[plug] S.U.S.E 10 - Install - Partitioning

Richard Meyer meyerri at westnet.com.au
Fri Feb 3 12:11:09 WST 2006


On Fri, 2006-02-03 at 11:15 +0800, Bernd Felsche wrote:
> Andrew Furey <andrew.furey at gmail.com> writes:
> >On 2/3/06, Arie Hol <arie99 at ozemail.com.au> wrote:
> >> /               455 Mb  /dev/hda2
> >> /boot   196 Mb  /dev/hda3
> >> /usr    7,000 Mb        /dev/hda5
> >> /var            1,000 Mb        /dev/hda6
> >> /home   1,500 Mb        /dev/hda7
> >> swap    1,000 Mb        /dev/hda8
> 
> >I for one would make swap be the first partition, to put it at the
> >start of the disk (faster seek access time, I believe).
> 
> Faster seek to swap happens only when swap is closest to the busiest
> other filesystem(s).
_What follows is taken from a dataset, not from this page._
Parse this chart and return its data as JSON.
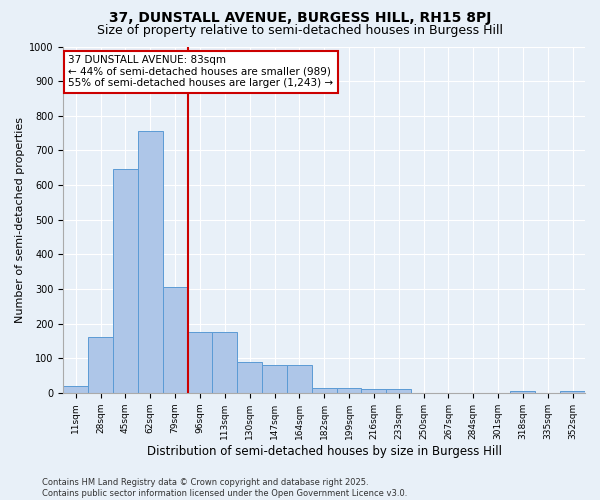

I try to keep it between /var and /usr on
> single-disk systems; or assign a higher priority swap on an otherwise
> idle disk.
> 
> The first thing to consider about swap space is contention with
> other disk activity. If you're running low on RAM which is the
> reason for actually using swap, then your filesystem buffer space is
> also quite low so it becomes rapidly more important to keep swap on
> another disk.
> 
> If you have only the one disk, then keeping it physically closest to
> what's likely to be accessed most-heavily will minimise seek
> latency. 

Us old farts would be able to tell you that the correct place for swap
is in the middle of the the most heavily used partition of the least
used disk. Since we aren't going to put it in the middle of a partition
(not Windows or OS/2 users), put it right next to the most heavily used
partition on the least used disk.

Even better than that is not to page at all ;-)
> 
> You can't do much about rotational latency.
> 
> More RAM is cheap if you have the capacity. It may look expensive if
> it's ECC, but you have to weigh that up against not only the time
> spent waiting for virtual memory access, but also the wear and tear
> on the hard disk.
> 
> 512MB is therefore the minimum RAM I'd recommend for a desktop
> system. 'Appliances' can work with much less because the scope for
> the memory requirements are more deterministic.

Agreed - you can get by with less - my lappy has 128MB, but the distro
I've got on there has been pared down as much as possible, and I''m
prepared to live with bad responses.